The most important factor that drives the success of her students is focusing on their successes. Ward laments that the current educational system merely ‘manages’ students with ADHD, and focuses on mitigating ‘bad’ behavior, rather than celebrating a student’s success and what they’re actually good at.
“Students who have ADHD are often labeled as “bad kids” which can have a damaging effect on their self-esteem,” Ward says. “By putting students who have ADHD in positive roles where they can be leaders and/or show their peers and teachers what they are good at, we help boost their confidence and help students see that their needs are only a very small part of who they are as a person.”
By giving kids the tools they need to be successful, Ward says most of her students who have ADHD are able to participate in a classroom setting without issue. Ward encourages desirable outcomes with positive reinforcement and praise. “If a student has difficulty taking responsibility for their own belongings, give them a high five, praise, or a small reward when you catch them putting away their work materials without being asked,” she says. “Positive reinforcement is always more effective than nagging and it helps the student to turn those one-off behaviors into habits.” Similarly, breaking instructions down into clear, simple, brief directions can make them less overwhelming for a child with ADHD.

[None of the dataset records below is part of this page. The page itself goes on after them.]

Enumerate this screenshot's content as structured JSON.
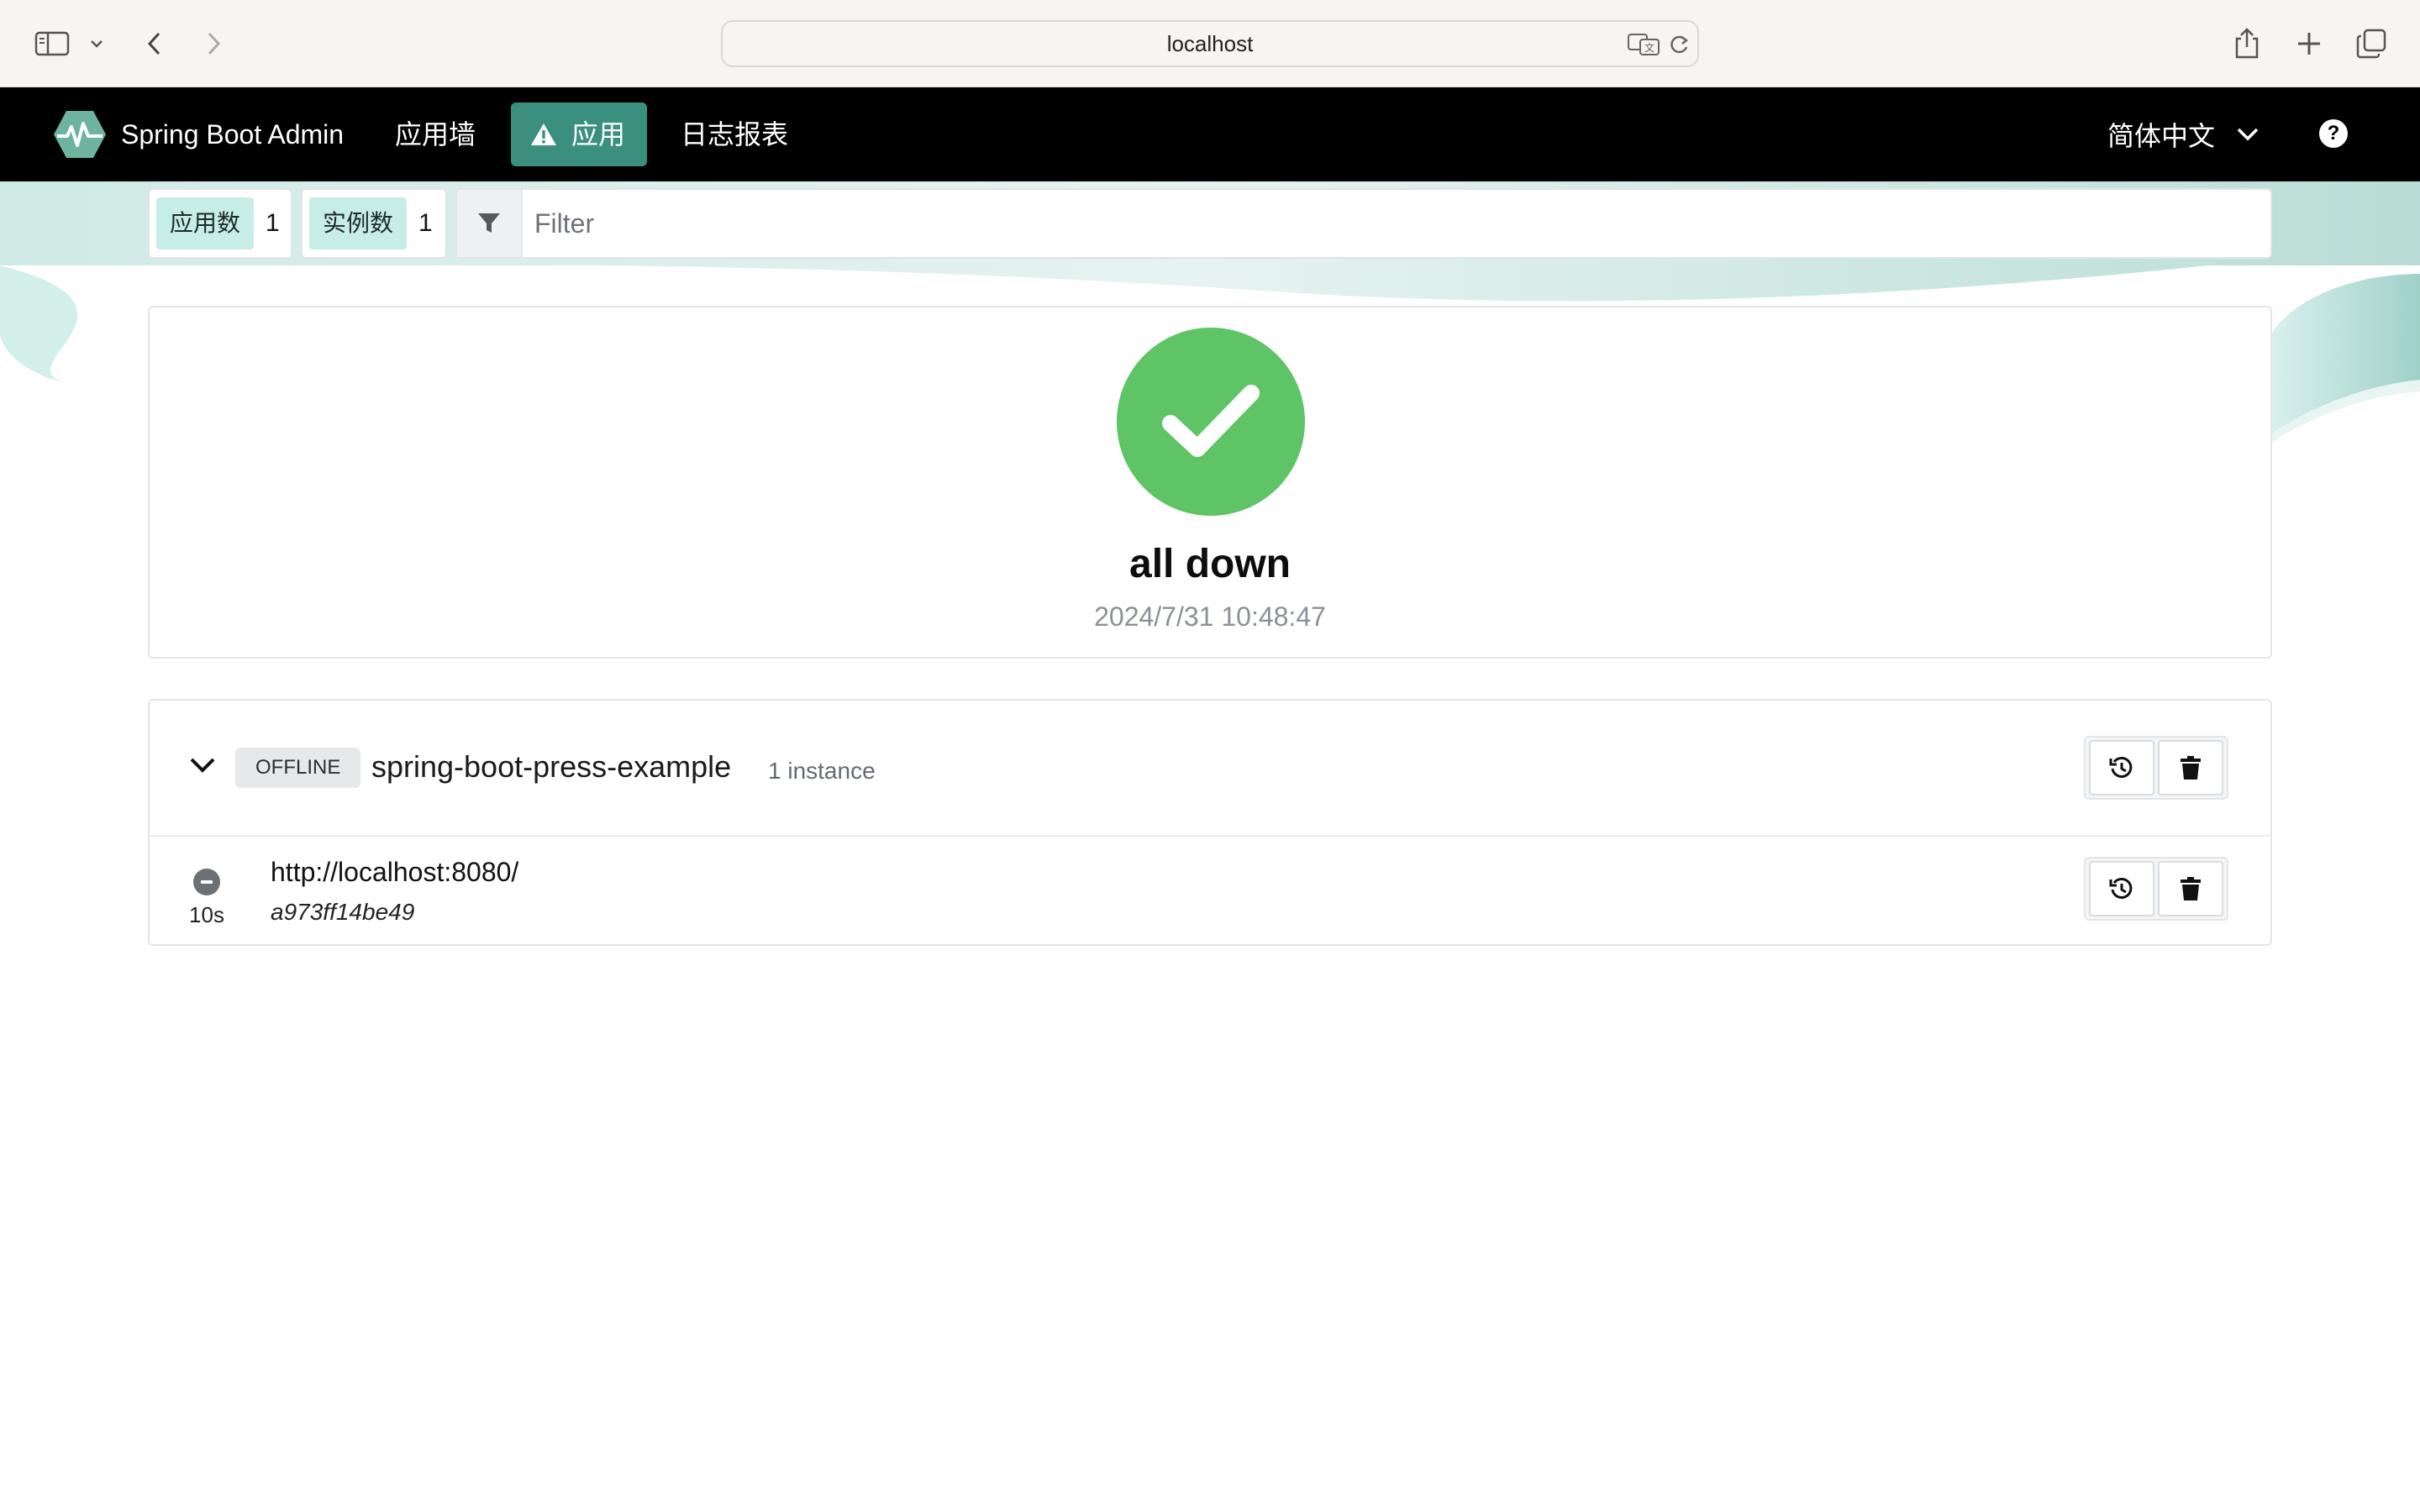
{
  "browser": {
    "url": "localhost"
  },
  "navbar": {
    "brand": "Spring Boot Admin",
    "items": [
      {
        "label": "应用墙"
      },
      {
        "label": "应用",
        "active": true
      },
      {
        "label": "日志报表"
      }
    ],
    "language": "简体中文",
    "help_icon": "question-circle-icon"
  },
  "filterbar": {
    "applications_label": "应用数",
    "applications_count": "1",
    "instances_label": "实例数",
    "instances_count": "1",
    "filter_placeholder": "Filter"
  },
  "status": {
    "title": "all down",
    "timestamp": "2024/7/31 10:48:47",
    "icon": "check-icon",
    "color": "#5ec466"
  },
  "applications": [
    {
      "status": "OFFLINE",
      "name": "spring-boot-press-example",
      "instance_count": "1 instance",
      "instances": [
        {
          "since": "10s",
          "url": "http://localhost:8080/",
          "id": "a973ff14be49"
        }
      ]
    }
  ],
  "colors": {
    "accent": "#3a8f7e",
    "tag_bg": "#c6ede6",
    "navbar_bg": "#000000"
  }
}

Understanding ADHD as part of the greater world of neurodiversity means placing the child before the diagnosis and understanding that everyone has a different learning path. “It’s so important that teachers and parents understand a diagnosis of ADHD is just a small part of what makes a student unique,” Ward says. “Changing our wording from “students who are ADHD” to “students who have ADHD” tells the student that you understand a diagnosis is not who they are, but something they have ownership over. It’s a simple change that can have a big impact in supporting students with different needs.”
Goldfish Swim School
Learning to swim is a lifelong survival skill, according to Jenny McCuiston, instructor and co-founder of the Goldfish Swim School. Being in the water requires full attention, which is great for children with ADHD. “It not only teaches critical life skills, but socialization and social cues such as waiting your turn,” McCuiston says. “It’s a great way to expend energy.”

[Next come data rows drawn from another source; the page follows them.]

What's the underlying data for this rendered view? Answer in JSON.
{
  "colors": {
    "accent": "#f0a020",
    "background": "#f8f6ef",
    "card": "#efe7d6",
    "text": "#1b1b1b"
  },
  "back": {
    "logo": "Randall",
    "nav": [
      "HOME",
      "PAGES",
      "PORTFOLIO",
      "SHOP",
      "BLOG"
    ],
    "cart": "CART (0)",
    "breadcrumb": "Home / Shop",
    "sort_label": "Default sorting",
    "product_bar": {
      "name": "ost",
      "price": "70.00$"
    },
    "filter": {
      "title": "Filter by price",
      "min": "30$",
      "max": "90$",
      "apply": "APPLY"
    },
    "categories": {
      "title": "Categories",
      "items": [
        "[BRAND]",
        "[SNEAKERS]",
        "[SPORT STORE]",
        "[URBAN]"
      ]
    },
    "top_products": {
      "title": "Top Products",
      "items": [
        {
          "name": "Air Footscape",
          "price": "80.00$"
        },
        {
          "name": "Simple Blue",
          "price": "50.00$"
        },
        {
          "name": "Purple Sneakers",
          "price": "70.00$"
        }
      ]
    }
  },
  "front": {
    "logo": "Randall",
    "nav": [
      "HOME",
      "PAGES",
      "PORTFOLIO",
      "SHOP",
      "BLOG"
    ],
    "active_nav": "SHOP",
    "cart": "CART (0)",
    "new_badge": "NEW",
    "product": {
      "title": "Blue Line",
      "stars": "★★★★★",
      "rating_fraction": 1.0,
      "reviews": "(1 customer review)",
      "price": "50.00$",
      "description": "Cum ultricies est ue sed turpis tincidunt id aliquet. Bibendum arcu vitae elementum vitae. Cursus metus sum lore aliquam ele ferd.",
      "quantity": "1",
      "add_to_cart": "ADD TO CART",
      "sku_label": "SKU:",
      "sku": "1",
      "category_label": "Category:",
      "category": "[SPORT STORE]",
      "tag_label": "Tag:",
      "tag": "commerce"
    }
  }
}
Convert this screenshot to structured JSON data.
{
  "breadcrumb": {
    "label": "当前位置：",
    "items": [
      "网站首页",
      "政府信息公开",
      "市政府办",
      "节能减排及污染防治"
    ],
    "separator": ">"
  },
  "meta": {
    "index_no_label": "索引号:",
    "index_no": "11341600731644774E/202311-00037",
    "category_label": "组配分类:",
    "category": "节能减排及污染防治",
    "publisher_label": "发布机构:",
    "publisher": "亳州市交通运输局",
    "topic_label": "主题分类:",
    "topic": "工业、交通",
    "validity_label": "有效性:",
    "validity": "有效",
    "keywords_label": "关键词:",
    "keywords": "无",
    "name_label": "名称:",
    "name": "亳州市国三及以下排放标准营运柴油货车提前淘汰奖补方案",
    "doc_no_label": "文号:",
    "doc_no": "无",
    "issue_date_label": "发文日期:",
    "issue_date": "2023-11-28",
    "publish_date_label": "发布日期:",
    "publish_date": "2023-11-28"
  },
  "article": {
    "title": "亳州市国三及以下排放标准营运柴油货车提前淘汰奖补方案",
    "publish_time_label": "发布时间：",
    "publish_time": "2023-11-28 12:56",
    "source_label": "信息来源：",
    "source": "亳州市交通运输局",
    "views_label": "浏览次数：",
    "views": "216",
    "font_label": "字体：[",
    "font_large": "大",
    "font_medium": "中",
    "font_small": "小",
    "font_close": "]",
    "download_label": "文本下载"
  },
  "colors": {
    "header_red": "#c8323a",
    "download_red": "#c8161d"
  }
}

While some team sports can be distracting to children with ADHD, swimming requires whole-body focus. McCuiston has developed her curriculum to keep kids engaged. “As they progress and become more comfortable in the water, we introduce games to help them develop their muscles, motor skills and endurance,” McCuiston says. “Fun activities are the key to holding any child’s attention.”

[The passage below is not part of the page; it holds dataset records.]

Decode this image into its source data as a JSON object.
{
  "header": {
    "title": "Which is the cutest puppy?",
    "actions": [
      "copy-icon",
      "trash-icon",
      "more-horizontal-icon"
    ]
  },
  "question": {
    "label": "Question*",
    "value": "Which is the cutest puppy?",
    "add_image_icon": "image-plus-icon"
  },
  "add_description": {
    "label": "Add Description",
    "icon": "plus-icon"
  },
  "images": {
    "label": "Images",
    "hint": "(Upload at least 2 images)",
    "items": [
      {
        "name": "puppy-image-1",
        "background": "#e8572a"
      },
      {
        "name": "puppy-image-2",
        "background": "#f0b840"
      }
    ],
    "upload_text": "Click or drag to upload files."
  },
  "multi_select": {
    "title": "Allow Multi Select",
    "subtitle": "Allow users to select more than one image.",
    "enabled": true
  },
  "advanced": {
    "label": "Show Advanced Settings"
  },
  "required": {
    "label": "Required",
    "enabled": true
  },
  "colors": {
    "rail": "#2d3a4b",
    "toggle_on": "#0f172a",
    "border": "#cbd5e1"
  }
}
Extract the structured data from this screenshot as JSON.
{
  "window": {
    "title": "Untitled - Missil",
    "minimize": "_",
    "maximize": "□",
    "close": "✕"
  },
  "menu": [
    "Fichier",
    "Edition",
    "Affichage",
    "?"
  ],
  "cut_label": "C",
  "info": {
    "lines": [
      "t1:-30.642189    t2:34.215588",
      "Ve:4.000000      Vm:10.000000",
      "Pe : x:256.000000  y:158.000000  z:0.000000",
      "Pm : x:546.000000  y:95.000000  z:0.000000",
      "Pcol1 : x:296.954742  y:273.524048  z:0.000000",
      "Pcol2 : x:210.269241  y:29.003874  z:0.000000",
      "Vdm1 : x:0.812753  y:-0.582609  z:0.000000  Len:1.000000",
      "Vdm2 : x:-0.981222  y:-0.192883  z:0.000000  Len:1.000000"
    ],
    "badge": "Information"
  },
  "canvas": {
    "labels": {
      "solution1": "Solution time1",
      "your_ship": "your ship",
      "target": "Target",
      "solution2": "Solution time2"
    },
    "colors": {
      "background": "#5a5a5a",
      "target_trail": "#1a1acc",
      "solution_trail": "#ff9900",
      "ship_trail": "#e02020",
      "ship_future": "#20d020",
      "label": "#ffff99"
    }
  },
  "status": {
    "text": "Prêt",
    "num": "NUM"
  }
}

McCuiston has co-developed the Science of SwimPlay® methodology used in her swim training programs, which is rooted in two key factors that support a child’s cognitive growth: “A safe environment and learning through guided play at any age.”
Exercise is a great technique for managing ADHD, but swimming has additional benefits, such as the release of endorphins, according to Bupa.co. Endorphins are the natural ‘feel-good’ hormones that increase positivity. McCuiston has noticed swimming can have a calming effect on her young charges. “Motions are organic and fluid, which helps children feel at ease when they learn to float with an instructor,” she says.
Additionally, once children practice putting their heads underwater, “it mutes surrounding noise and distractions, allowing them to zero-in on a task,” McCuiston adds. She encourages parents to sign their children up as early as possible to get them comfortable with the water early on.
McCuiston’s curriculum aims at making swimming fun, and she’s certainly noticed a difference with her students, particularly those who struggle to focus or self-regulate. “At the end of a lesson, kids should be tuckered out – a sign of a productive session,” she says. “With a regular program to build focus and an outlet to burn energy, these life skills will start to become a habit and a way to control ADHD behaviors in the future.”